Canopy photosynthesis generally explains yield better than leaf photosynthesis. In Eq. (25), fi, which is modeled on the basis of plant parameters such as leaf area index and leaf inclination angle, makes it possible to move from leaf to canopy scale. Here, the spatial variability of leaf photosynthesis alone explained up to 46% of the spatial variability of fruit yield because factors that affect plant architecture (such as planting density, transplant date, and environmental controls) were kept equal or similar across the greenhouse (Long et al., 2006). Reliable assessment of the spatial variability of yield in other species or cultivars requires fine-resolution mapping of canopy photosynthesis. To do this, the approach proposed here should be integrated with one that detects the spatial distribution of plant architectures (for instance, using an unmanned aerial vehicle; Maes & Steppe, 2019; Zhang & Kovacs, 2012).

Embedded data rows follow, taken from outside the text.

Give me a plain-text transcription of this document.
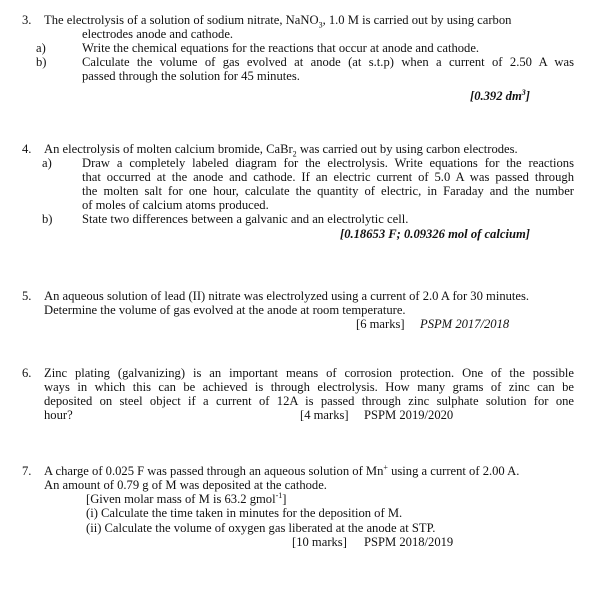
3. The electrolysis of a solution of sodium nitrate, NaNO$_3$, 1.0 M is carried out by using carbon
electrodes anode and cathode.
a)	Write the chemical equations for the reactions that occur at anode and cathode.
b)	Calculate the volume of gas evolved at anode (at s.t.p) when a current of 2.50 A was
passed through the solution for 45 minutes.
[0.392 $dm^3$]
4. An electrolysis of molten calcium bromide, CaBr$_2$ was carried out by using carbon electrodes.
a) Draw a completely labeled diagram for the electrolysis. Write equations for the reactions
that occurred at the anode and cathode. If an electric current of 5.0 A was passed through
the molten salt for one hour, calculate the quantity of electric, in Faraday and the number
of moles of calcium atoms produced.
b) State two differences between a galvanic and an electrolytic cell.
[0.18653 F; 0.09326 mol of calcium]
5. An aqueous solution of lead (II) nitrate was electrolyzed using a current of 2.0 A for 30 minutes.
Determine the volume of gas evolved at the anode at room temperature.
[6 marks] PSPM 2017/2018
6. Zinc plating (galvanizing) is an important means of corrosion protection. One of the possible
ways in which this can be achieved is through electrolysis. How many grams of zinc can be
deposited on steel object if a current of 12A is passed through zinc sulphate solution for one
hour?	[4 marks] PSPM 2019/2020
7. A charge of 0.025 F was passed through an aqueous solution of Mn+ using a current of 2.00 A.
An amount of 0.79 g of M was deposited at the cathode.
[Given molar mass of M is 63.2 gmol$^{-1}$]
(i) Calculate the time taken in minutes for the deposition of M.
(ii) Calculate the volume of oxygen gas liberated at the anode at STP.
[10 marks] PSPM 2018/2019
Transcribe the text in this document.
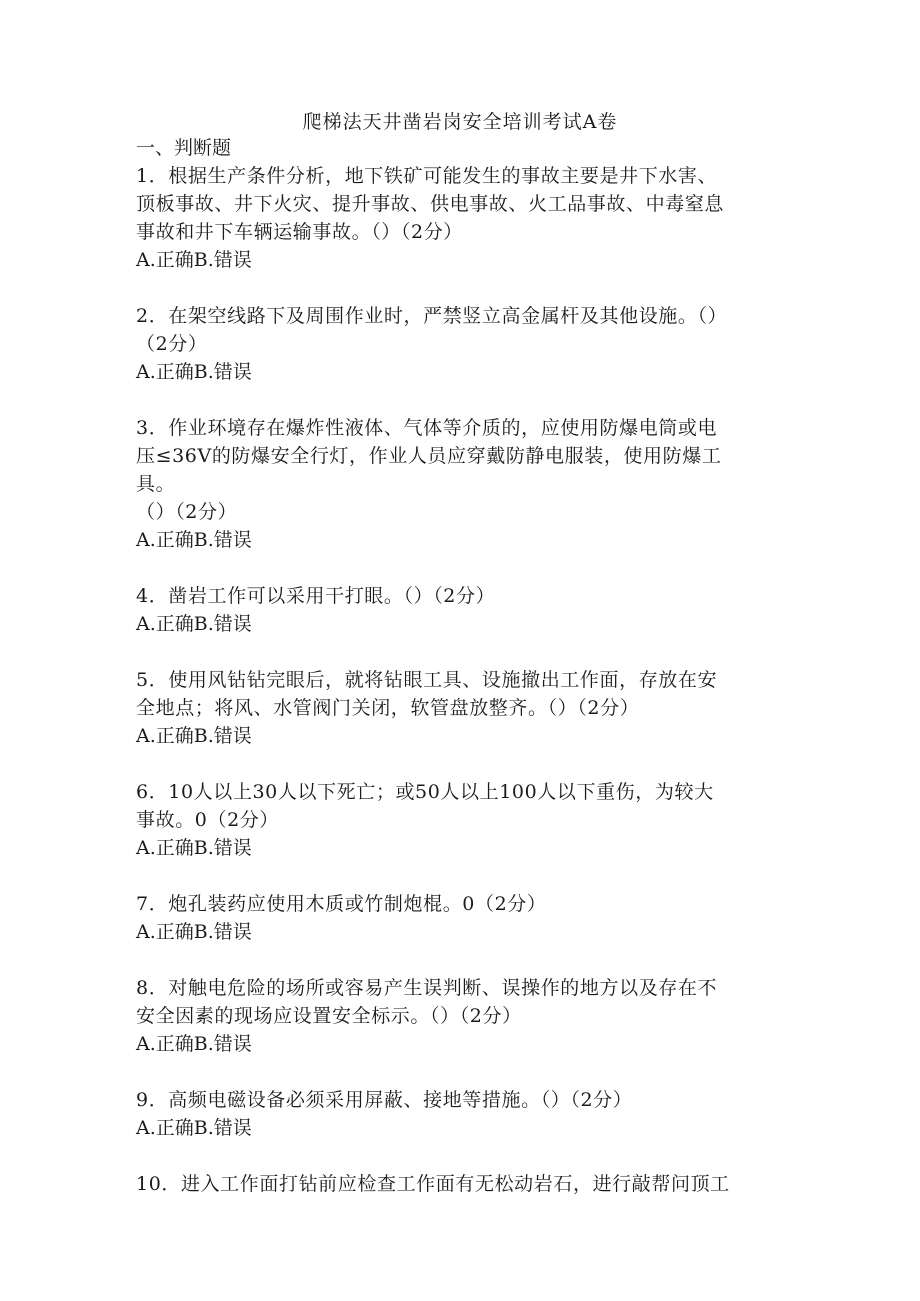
爬梯法天井凿岩岗安全培训考试A卷
一、判断题
1．根据生产条件分析，地下铁矿可能发生的事故主要是井下水害、
顶板事故、井下火灾、提升事故、供电事故、火工品事故、中毒窒息
事故和井下车辆运输事故。（）（2分）
A.正确B.错误
2．在架空线路下及周围作业时，严禁竖立高金属杆及其他设施。（）
（2分）
A.正确B.错误
3．作业环境存在爆炸性液体、气体等介质的，应使用防爆电筒或电
压≤36V的防爆安全行灯，作业人员应穿戴防静电服装，使用防爆工
具。
（）（2分）
A.正确B.错误
4．凿岩工作可以采用干打眼。（）（2分）
A.正确B.错误
5．使用风钻钻完眼后，就将钻眼工具、设施撤出工作面，存放在安
全地点；将风、水管阀门关闭，软管盘放整齐。（）（2分）
A.正确B.错误
6．10人以上30人以下死亡；或50人以上100人以下重伤，为较大
事故。0（2分）
A.正确B.错误
7．炮孔装药应使用木质或竹制炮棍。0（2分）
A.正确B.错误
8．对触电危险的场所或容易产生误判断、误操作的地方以及存在不
安全因素的现场应设置安全标示。（）（2分）
A.正确B.错误
9．高频电磁设备必须采用屏蔽、接地等措施。（）（2分）
A.正确B.错误
10．进入工作面打钻前应检查工作面有无松动岩石，进行敲帮问顶工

The spatial association between A and fruit yield weakened over the cultivation period, indicating that the yield-limiting factors varied from winter to spring. In winter, the reduced incident light limits the photosynthetic rate, which consequently cannot satisfy the photoassimilate demands of the fruit organs, thereby limiting yield. In contrast, in spring, light intensity is sufficient to achieve maximum photosynthetic rate, and the ability of the fruit organ to absorb the photoassimilate becomes main yield-limiting factor (Gifford & Evans, 1981; Okello et al., 2015). This is consistent with the aforementioned suggestion that the photosynthetic rate can be effectively enhanced by supplemental lighting in winter, but not in spring. Therefore, when optimizing the spatiotemporal variability of yield, it is important to balance the photoassimilate source and sink dynamics, as well as spatiotemporal variability of photosynthesis.

Conclusions

The proposed approach for estimating the drivers of yield, using multipoint analysis of hemispheric images and a numerical photosynthesis model, revealed considerable diurnal, seasonal, and spatial variability of incident light and leaf photosynthesis. Yield was more strongly associated with spatial variability of leaf photosynthesis than in PPFD, and this effect was markedly greater in winter. This indicates that spatial variability of photosynthesis becomes the main limiting factor for yield only when there is insufficient incident light. With minor modifications to the photosynthesis model, the approach proposed here can be directly applied to other crops and types of greenhouse. This study and approach provide a basis for improving the spatiotemporal stability of greenhouse crop yields.